Goji, Aronia, Physalis und Açaí – Die Wunderbeeren

In  regelmäßigen Abständen erobert eine Wunderbeere nach der anderen den Nahrungsergänzungsmittelmarkt. Gemeinsam ist ihnen: Sie werden als Jungbrunnen, Antikrebsmittel und als Abnehmpräparate verkauft. Gemein ist ihnen auch, dass sie eher kleine Beeren mit sehr intensiven Farben und Geschmack sind. Da erinnern sie auch an die Blaubeeren, die Heidelbeeren oder auch die Holunderbeeren, denen auch eine ganze Reihe positiver Wirkungen nachgesagt wird. Auch wenn es sich um ganz unterschiedliche Arten handelt (Die Botaniker und Naturheilkundigen mögen diese wilde Assoziation verzeihen!): In der Tat sind es wahre Kraftpakete an Antioxidantien, sekundären Pflanzeninhaltstoffen und Mineralstoffen. Als solche sind sie durchaus eine wertvolle Bereicherung im Speiseplan. Die ganze Abnehmhoffnung aber auf diese Beeren als Nahrungsergänzungsmittel zu setzen, das wird aber wohl enttäuschen.
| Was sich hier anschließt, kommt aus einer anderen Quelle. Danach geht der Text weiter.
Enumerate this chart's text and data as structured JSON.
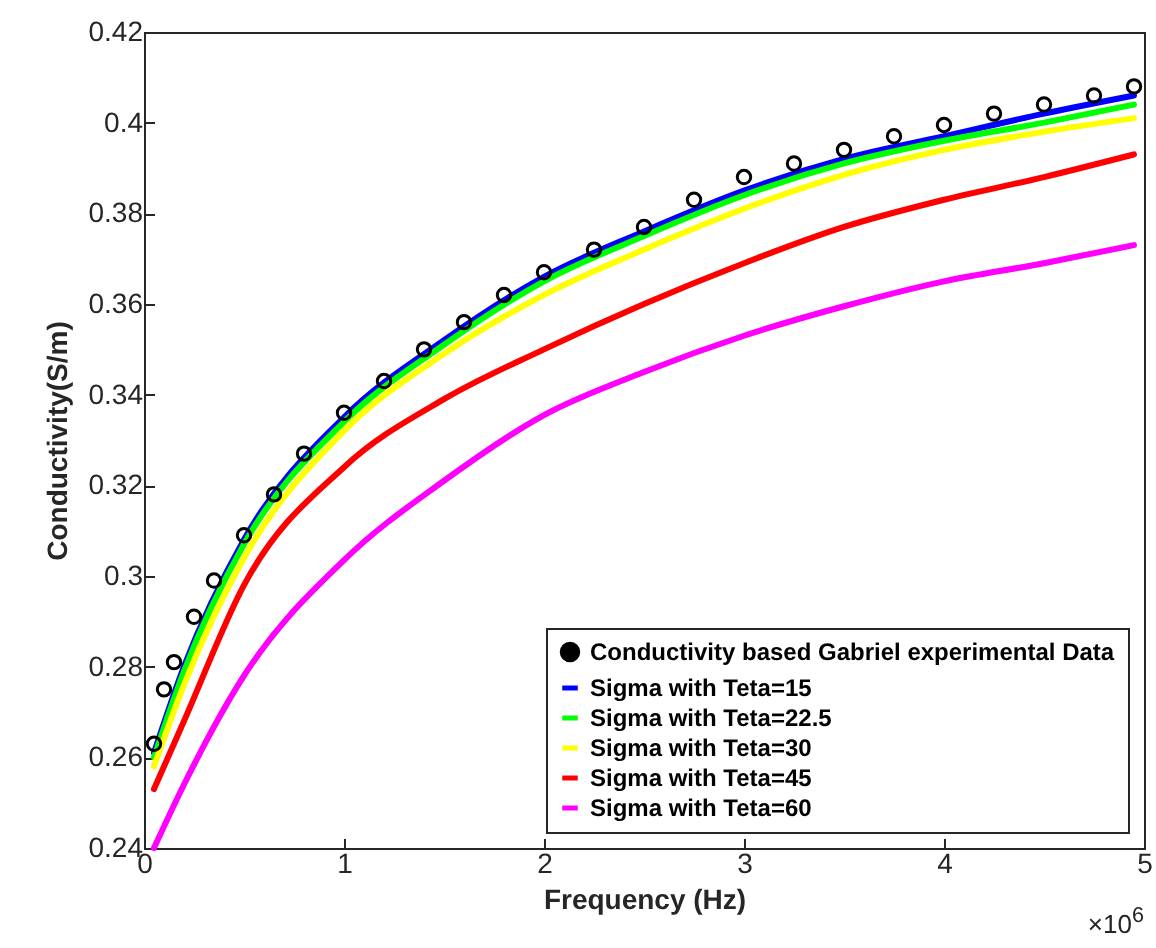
{
  "chart_data": {
    "type": "line",
    "xlabel": "Frequency (Hz)",
    "ylabel": "Conductivity(S/m)",
    "annotations": [
      "×10$^{6}$"
    ],
    "xlim": [
      0,
      5
    ],
    "xticks": [
      0,
      1,
      2,
      3,
      4,
      5
    ],
    "ylim": [
      0.24,
      0.42
    ],
    "yticks": [
      0.24,
      0.26,
      0.28,
      0.3,
      0.32,
      0.34,
      0.36,
      0.38,
      0.4,
      0.42
    ],
    "grid": false,
    "legend": "bottom right",
    "line_style": "solid",
    "series": [
      {
        "name": "Conductivity based Gabriel experimental Data",
        "type": "scatter",
        "marker": "circle",
        "color": "#000000",
        "x": [
          0.05,
          0.1,
          0.15,
          0.25,
          0.35,
          0.5,
          0.65,
          0.8,
          1,
          1.2,
          1.4,
          1.6,
          1.8,
          2,
          2.25,
          2.5,
          2.75,
          3,
          3.25,
          3.5,
          3.75,
          4,
          4.25,
          4.5,
          4.75,
          4.95
        ],
        "values": [
          0.263,
          0.275,
          0.281,
          0.291,
          0.299,
          0.309,
          0.318,
          0.327,
          0.336,
          0.343,
          0.35,
          0.356,
          0.362,
          0.367,
          0.372,
          0.377,
          0.383,
          0.388,
          0.391,
          0.394,
          0.397,
          0.3995,
          0.402,
          0.404,
          0.406,
          0.408
        ]
      },
      {
        "name": "Sigma with Teta=15",
        "color": "#0000ff",
        "x": [
          0.05,
          0.2,
          0.5,
          1,
          1.5,
          2,
          2.5,
          3,
          3.5,
          4,
          4.5,
          4.95
        ],
        "values": [
          0.261,
          0.28,
          0.308,
          0.335,
          0.352,
          0.366,
          0.376,
          0.385,
          0.392,
          0.397,
          0.402,
          0.406
        ]
      },
      {
        "name": "Sigma with Teta=22.5",
        "color": "#00ff00",
        "x": [
          0.05,
          0.2,
          0.5,
          1,
          1.5,
          2,
          2.5,
          3,
          3.5,
          4,
          4.5,
          4.95
        ],
        "values": [
          0.26,
          0.279,
          0.307,
          0.334,
          0.351,
          0.365,
          0.375,
          0.384,
          0.391,
          0.396,
          0.4,
          0.404
        ]
      },
      {
        "name": "Sigma with Teta=30",
        "color": "#ffff00",
        "x": [
          0.05,
          0.2,
          0.5,
          1,
          1.5,
          2,
          2.5,
          3,
          3.5,
          4,
          4.5,
          4.95
        ],
        "values": [
          0.258,
          0.276,
          0.304,
          0.332,
          0.349,
          0.362,
          0.372,
          0.381,
          0.3885,
          0.394,
          0.398,
          0.401
        ]
      },
      {
        "name": " Sigma with Teta=45",
        "color": "#ff0000",
        "x": [
          0.05,
          0.2,
          0.5,
          1,
          1.5,
          2,
          2.5,
          3,
          3.5,
          4,
          4.5,
          4.95
        ],
        "values": [
          0.253,
          0.268,
          0.298,
          0.324,
          0.339,
          0.35,
          0.36,
          0.369,
          0.377,
          0.383,
          0.388,
          0.393
        ]
      },
      {
        "name": "Sigma with Teta=60",
        "color": "#ff00ff",
        "x": [
          0.05,
          0.2,
          0.5,
          1,
          1.5,
          2,
          2.5,
          3,
          3.5,
          4,
          4.5,
          4.95
        ],
        "values": [
          0.24,
          0.254,
          0.278,
          0.3035,
          0.321,
          0.3355,
          0.345,
          0.353,
          0.3595,
          0.365,
          0.369,
          0.373
        ]
      }
    ]
  }
}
Zusammenfassend kann also gesagt werden: Von einigen Präparaten sollte man definitiv die Finger lassen. Manche Präparate dürften gesund sein. Gemeinsam ist: Die Wirkung auf das Gewicht ist sehr schwach bis null. Eine gut gewählte Ernährung und ein wenig mehr an Bewegung ist mit Sicherheit wirksamer.